The first season of field activities for this project was initiated in December of 2020. The first set of root biomass core samples were collected and the first round of root ingrowth cores were installed on December 11, 2020. A second set of root biomass cores samples and ingrowth cores were collected and a new set installed on January 28, 2021. The cover crop is to be terminated and the next set of root ingrowth cores to be collected along with root biomass cores in mid-April.

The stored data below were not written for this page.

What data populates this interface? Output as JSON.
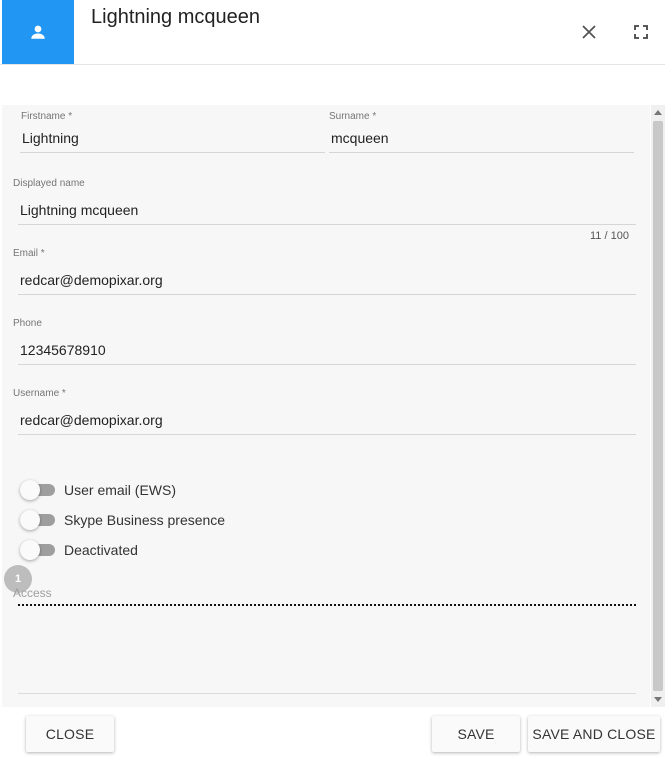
{
  "header": {
    "title": "Lightning mcqueen",
    "avatar_icon": "person-icon",
    "close_icon": "close-icon",
    "fullscreen_icon": "fullscreen-icon",
    "accent_color": "#2196f3"
  },
  "form": {
    "firstname": {
      "label": "Firstname *",
      "value": "Lightning"
    },
    "surname": {
      "label": "Surname *",
      "value": "mcqueen"
    },
    "displayed_name": {
      "label": "Displayed name",
      "value": "Lightning mcqueen",
      "counter": "11 / 100"
    },
    "email": {
      "label": "Email *",
      "value": "redcar@demopixar.org"
    },
    "phone": {
      "label": "Phone",
      "value": "12345678910"
    },
    "username": {
      "label": "Username *",
      "value": "redcar@demopixar.org"
    }
  },
  "toggles": [
    {
      "label": "User email (EWS)",
      "checked": false
    },
    {
      "label": "Skype Business presence",
      "checked": false
    },
    {
      "label": "Deactivated",
      "checked": false
    }
  ],
  "access": {
    "badge": "1",
    "label": "Access"
  },
  "footer": {
    "close_label": "CLOSE",
    "save_label": "SAVE",
    "save_close_label": "SAVE AND CLOSE"
  }
}
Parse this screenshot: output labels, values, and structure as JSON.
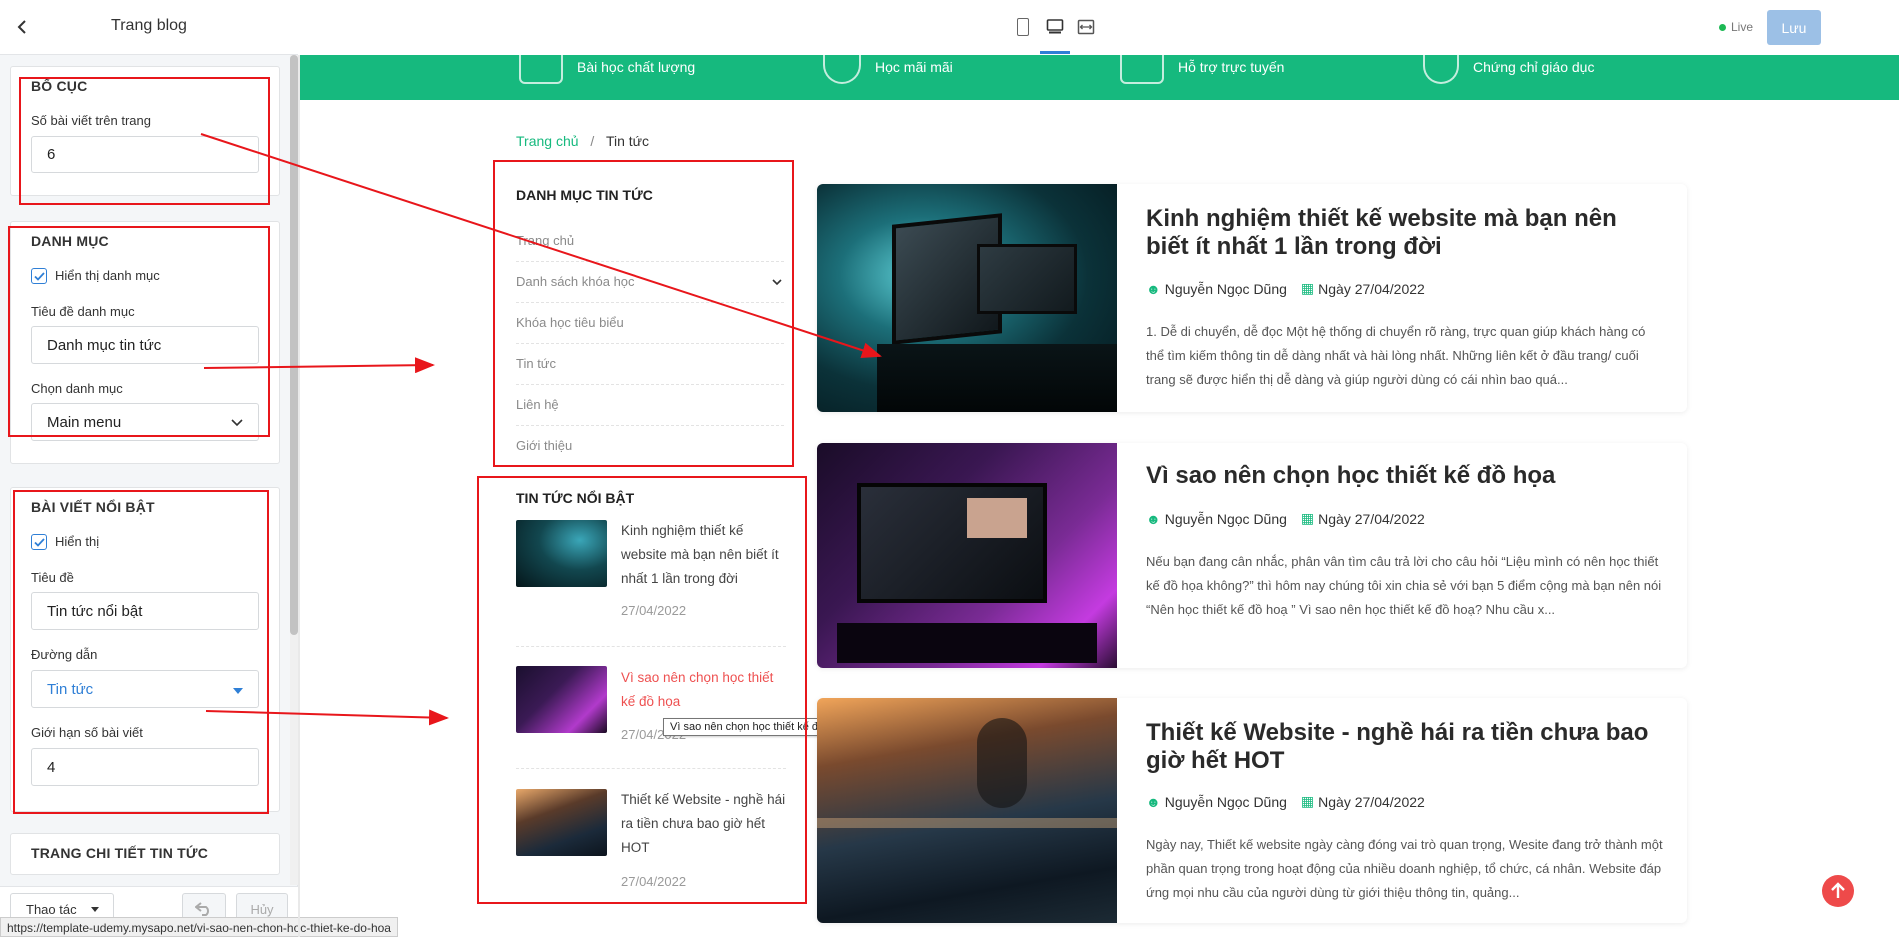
{
  "panel": {
    "title": "Trang blog",
    "layout": {
      "heading": "BỐ CỤC",
      "posts_per_page_label": "Số bài viết trên trang",
      "posts_per_page_value": "6"
    },
    "category": {
      "heading": "DANH MỤC",
      "show_label": "Hiển thị danh mục",
      "title_label": "Tiêu đề danh mục",
      "title_value": "Danh mục tin tức",
      "choose_label": "Chọn danh mục",
      "choose_value": "Main menu"
    },
    "featured": {
      "heading": "BÀI VIẾT NỔI BẬT",
      "show_label": "Hiển thị",
      "title_label": "Tiêu đề",
      "title_value": "Tin tức nổi bật",
      "link_label": "Đường dẫn",
      "link_value": "Tin tức",
      "limit_label": "Giới hạn số bài viết",
      "limit_value": "4"
    },
    "detail": {
      "heading": "TRANG CHI TIẾT TIN TỨC"
    },
    "actions_label": "Thao tác",
    "cancel_label": "Hủy"
  },
  "status_url": "https://template-udemy.mysapo.net/vi-sao-nen-chon-hoc-thiet-ke-do-hoa",
  "topbar": {
    "live_label": "Live",
    "save_label": "Lưu",
    "accent": "#16b97e"
  },
  "banner": [
    {
      "label": "Bài học chất lượng",
      "icon": "laptop-icon"
    },
    {
      "label": "Học mãi mãi",
      "icon": "eye-icon"
    },
    {
      "label": "Hỗ trợ trực tuyến",
      "icon": "monitor-icon"
    },
    {
      "label": "Chứng chỉ giáo dục",
      "icon": "certificate-icon"
    }
  ],
  "breadcrumb": {
    "home": "Trang chủ",
    "sep": "/",
    "current": "Tin tức"
  },
  "categories": {
    "heading": "DANH MỤC TIN TỨC",
    "items": [
      "Trang chủ",
      "Danh sách khóa học",
      "Khóa học tiêu biểu",
      "Tin tức",
      "Liên hệ",
      "Giới thiệu"
    ]
  },
  "featured_news": {
    "heading": "TIN TỨC NỔI BẬT",
    "items": [
      {
        "title": "Kinh nghiệm thiết kế website mà bạn nên biết ít nhất 1 lần trong đời",
        "date": "27/04/2022"
      },
      {
        "title": "Vì sao nên chọn học thiết kế đồ họa",
        "date": "27/04/2022"
      },
      {
        "title": "Thiết kế Website - nghề hái ra tiền chưa bao giờ hết HOT",
        "date": "27/04/2022"
      }
    ],
    "tooltip": "Vì sao nên chọn học thiết kế đồ họa"
  },
  "posts": [
    {
      "title": "Kinh nghiệm thiết kế website mà bạn nên biết ít nhất 1 lần trong đời",
      "author": "Nguyễn Ngọc Dũng",
      "date": "Ngày 27/04/2022",
      "excerpt": "1. Dễ di chuyển, dễ đọc Một hệ thống di chuyển rõ ràng, trực quan giúp khách hàng có thể tìm kiếm thông tin dễ dàng nhất và hài lòng nhất. Những liên kết ở đầu trang/ cuối trang sẽ được hiển thị dễ dàng và giúp người dùng có cái nhìn bao quá..."
    },
    {
      "title": "Vì sao nên chọn học thiết kế đồ họa",
      "author": "Nguyễn Ngọc Dũng",
      "date": "Ngày 27/04/2022",
      "excerpt": "Nếu bạn đang cân nhắc, phân vân tìm câu trả lời cho câu hỏi “Liệu mình có nên học thiết kế đồ họa không?” thì hôm nay chúng tôi xin chia sẻ với bạn 5 điểm cộng mà bạn nên nói “Nên học thiết kế đồ hoạ ” Vì sao nên học thiết kế đồ hoạ? Nhu cầu x..."
    },
    {
      "title": "Thiết kế Website - nghề hái ra tiền chưa bao giờ hết HOT",
      "author": "Nguyễn Ngọc Dũng",
      "date": "Ngày 27/04/2022",
      "excerpt": "Ngày nay, Thiết kế website ngày càng đóng vai trò quan trọng, Wesite đang trở thành một phần quan trọng trong hoạt động của nhiều doanh nghiệp, tổ chức, cá nhân. Website đáp ứng mọi nhu cầu của người dùng từ giới thiệu thông tin, quảng..."
    }
  ]
}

Soil sampling for nitrogen availability and the ion-exchange membrane nitrogen availability components of the study will be implemented starting in mid-April.

Participation Summary

Educational & Outreach Activities

Participation Summary

Education/outreach description:

The pending results of this project are planned to be compiled and disseminated through a UF-EDIS fact sheet, annual extension agent agronomy trainings, the annual cool-season forage field day (should COVID restrictions permit), a trade journal article, a presentation at the 2021 agronomy society of America conference, as well as through multimedia in the UF forage team social media and Youtube channels.

Project Outcomes

1 Grant received that built upon this project
Project outcomes:

Metrics of project outcomes will include implementation of cool-season cover crops and grazing by cash crop farmers, implementation of cool-season forage grazing best management practices by farmers, as well as crop rotation diversification through introduction of cool-season forages into crop rotations.

Knowledge Gained:

To date through this project and other’s, we have grown a greater appreciation for the need for maintaining the practical relevance of sustainable agriculture research efforts to the needs and reality of the challenges facing producers in implementing more sustainable practices.

Any opinions, findings, conclusions, or recommendations expressed in this publication are those of the author(s) and do not necessarily reflect the view of the U.S. Department of Agriculture or SARE.